労使協定方式における派遣社員の賃金基準と支給方法
労使協定方式においては、派遣元が派遣社員に支給すべき賃金の総額に関して、厚生労働省が定めた基準を遵守する必要があります。これには、「基本給・賞与・手当等」部分、「通勤手当」部分、そして「退職金」部分が含まれます。
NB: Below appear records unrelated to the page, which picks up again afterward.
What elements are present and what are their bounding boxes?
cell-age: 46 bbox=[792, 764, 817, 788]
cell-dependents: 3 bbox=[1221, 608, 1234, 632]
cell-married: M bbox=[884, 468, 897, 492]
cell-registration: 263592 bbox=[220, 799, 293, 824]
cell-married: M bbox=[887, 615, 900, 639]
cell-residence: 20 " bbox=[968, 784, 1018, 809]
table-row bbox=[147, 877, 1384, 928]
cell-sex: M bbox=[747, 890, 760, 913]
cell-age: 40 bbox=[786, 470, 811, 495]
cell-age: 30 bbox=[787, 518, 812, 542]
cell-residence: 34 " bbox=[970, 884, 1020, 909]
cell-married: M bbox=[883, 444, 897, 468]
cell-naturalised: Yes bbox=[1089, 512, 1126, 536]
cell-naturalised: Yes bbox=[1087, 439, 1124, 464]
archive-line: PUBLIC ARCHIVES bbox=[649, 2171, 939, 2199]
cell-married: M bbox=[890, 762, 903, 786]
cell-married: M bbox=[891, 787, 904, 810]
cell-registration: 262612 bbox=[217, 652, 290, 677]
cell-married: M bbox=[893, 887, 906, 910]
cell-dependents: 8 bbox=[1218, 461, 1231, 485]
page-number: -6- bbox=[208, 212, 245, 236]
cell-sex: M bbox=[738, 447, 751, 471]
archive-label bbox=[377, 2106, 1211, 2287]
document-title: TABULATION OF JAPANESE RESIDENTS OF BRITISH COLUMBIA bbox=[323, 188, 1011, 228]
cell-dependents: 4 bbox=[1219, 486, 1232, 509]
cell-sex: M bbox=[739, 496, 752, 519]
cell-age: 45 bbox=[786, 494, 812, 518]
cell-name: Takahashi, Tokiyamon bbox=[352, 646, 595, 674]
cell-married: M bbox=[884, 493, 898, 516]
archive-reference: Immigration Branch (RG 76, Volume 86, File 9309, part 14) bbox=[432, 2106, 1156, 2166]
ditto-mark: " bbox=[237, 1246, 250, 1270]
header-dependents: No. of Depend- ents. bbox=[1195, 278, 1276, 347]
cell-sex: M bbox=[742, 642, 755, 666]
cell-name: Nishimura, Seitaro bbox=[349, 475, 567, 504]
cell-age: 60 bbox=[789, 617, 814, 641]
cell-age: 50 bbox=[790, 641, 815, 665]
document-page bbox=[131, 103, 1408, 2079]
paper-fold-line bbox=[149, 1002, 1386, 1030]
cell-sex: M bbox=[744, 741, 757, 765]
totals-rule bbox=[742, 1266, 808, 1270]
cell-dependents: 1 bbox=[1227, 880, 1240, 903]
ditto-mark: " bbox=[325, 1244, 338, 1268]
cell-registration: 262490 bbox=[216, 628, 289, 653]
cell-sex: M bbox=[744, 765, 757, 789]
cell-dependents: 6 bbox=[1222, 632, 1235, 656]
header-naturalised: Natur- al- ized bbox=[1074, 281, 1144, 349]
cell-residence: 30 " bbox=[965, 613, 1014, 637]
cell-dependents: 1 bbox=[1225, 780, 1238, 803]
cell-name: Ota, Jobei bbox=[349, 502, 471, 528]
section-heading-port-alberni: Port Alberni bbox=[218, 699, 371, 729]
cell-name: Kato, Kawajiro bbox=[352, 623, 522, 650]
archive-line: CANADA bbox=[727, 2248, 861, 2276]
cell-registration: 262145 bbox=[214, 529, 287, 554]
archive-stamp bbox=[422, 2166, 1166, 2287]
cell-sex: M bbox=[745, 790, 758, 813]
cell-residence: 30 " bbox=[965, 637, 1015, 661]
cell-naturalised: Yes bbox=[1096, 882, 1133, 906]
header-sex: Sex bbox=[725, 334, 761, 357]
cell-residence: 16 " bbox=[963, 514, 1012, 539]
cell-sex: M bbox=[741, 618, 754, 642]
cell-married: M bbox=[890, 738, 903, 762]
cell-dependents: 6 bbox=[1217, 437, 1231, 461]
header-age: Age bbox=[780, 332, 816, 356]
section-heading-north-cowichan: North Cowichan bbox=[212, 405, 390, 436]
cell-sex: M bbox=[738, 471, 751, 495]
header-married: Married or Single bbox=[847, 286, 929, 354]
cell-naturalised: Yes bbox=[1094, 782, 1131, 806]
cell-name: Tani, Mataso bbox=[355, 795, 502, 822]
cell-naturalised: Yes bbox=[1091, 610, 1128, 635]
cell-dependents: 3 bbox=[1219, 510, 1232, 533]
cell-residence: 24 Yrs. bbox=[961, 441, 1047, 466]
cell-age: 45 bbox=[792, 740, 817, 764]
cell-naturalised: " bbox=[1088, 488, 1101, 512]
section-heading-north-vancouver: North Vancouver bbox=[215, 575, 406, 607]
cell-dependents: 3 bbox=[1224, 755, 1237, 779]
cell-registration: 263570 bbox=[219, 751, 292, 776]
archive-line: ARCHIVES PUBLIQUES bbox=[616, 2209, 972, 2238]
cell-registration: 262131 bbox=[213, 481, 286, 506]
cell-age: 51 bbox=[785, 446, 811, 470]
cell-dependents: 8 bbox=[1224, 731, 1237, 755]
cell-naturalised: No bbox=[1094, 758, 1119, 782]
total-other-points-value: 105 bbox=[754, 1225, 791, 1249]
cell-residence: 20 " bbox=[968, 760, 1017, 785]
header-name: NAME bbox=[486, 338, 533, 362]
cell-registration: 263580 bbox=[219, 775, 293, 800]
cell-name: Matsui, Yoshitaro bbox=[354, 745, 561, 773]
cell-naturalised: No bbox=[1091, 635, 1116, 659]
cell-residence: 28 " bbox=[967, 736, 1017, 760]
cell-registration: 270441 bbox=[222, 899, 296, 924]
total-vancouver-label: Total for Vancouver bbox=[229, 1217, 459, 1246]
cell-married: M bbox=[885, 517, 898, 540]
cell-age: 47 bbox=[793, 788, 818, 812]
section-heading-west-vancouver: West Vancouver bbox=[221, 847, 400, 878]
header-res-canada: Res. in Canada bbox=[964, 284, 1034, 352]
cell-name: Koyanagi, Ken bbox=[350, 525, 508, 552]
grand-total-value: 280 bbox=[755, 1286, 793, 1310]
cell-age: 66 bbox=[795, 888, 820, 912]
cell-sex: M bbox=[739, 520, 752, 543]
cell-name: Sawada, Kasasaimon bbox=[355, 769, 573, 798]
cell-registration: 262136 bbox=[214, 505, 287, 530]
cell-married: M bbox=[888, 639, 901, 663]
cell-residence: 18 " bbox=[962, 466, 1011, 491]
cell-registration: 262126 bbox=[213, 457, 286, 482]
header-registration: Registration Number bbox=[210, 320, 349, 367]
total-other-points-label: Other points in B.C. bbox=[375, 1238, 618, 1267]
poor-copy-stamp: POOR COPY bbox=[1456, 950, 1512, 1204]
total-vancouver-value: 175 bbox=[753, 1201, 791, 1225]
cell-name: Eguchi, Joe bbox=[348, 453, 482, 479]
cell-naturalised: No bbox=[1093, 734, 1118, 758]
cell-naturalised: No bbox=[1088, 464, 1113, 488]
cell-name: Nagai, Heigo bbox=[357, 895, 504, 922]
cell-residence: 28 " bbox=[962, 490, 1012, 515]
各部分に関する賃金基準を以下に詳しく説明します。
1. 賃金の最低基準額
賃金の最低基準額は、以下の3つの部分に分けて計算されます。
- 「基本給・賞与・手当等」部分の基準額
- 「通勤手当」部分の基準額
- 「退職金」部分の基準額
これらの部分の基準を満たす賃金を、労使協定で定める必要があります。
2. 「基本給・賞与・手当等」部分の基準額
基本給・賞与・手当等の基準額は、次の計算式に基づいて求めます。
「基本給・賞与・手当等」部分の基準値=(職種別の時給額の基準値×経験年数による調整指数)×地域指数
基準値となる参考資料
参考1:平成30年賃金構造基本統計調査による職種別平均賃金(時給換算)
参考2:職業安定業務統計の求人賃金を基準値とした基本給・賞与等の額(時給換算)
参考3:平成30年度職業安定業務統計による地域指数
調整項目
- 経験年数による調整指数:派遣社員の経験年数に基づいた調整
- 地域指数:派遣先の所在地による地域差を考慮
これにより、派遣社員が担う業務内容とその地域に応じた賃金が決定されます。
3. 「通勤手当」部分の基準額
通勤手当の支給方法については、以下のいずれかを選択することができます。
- 実費支給:派遣社員が派遣先への通勤にかかる交通費実費を支給。
- 定額支給:通勤手当として1時間あたり72円を支給。
4. 「退職金」部分の基準額
退職金に関しても、次のいずれかの方法で基準額が設定されます。
- 派遣元による退職金制度を設け、実施する方法。
- 「基本給・賞与・手当等」部分の基準値の6%を退職金として支給。
このように、派遣元がどのような退職金制度を設けるかによって、退職金の支給方法が異なります。
まとめ
労使協定方式における派遣社員の賃金設定は、基本給・賞与・手当等、通勤手当、退職金の3つの項目に基づき、厚生労働省が定める基準を遵守することが求められます。これにより、派遣社員に支払う賃金の総額が最低限の基準を満たすことを保証し、法令に準じた適正な賃金支払いを実現します。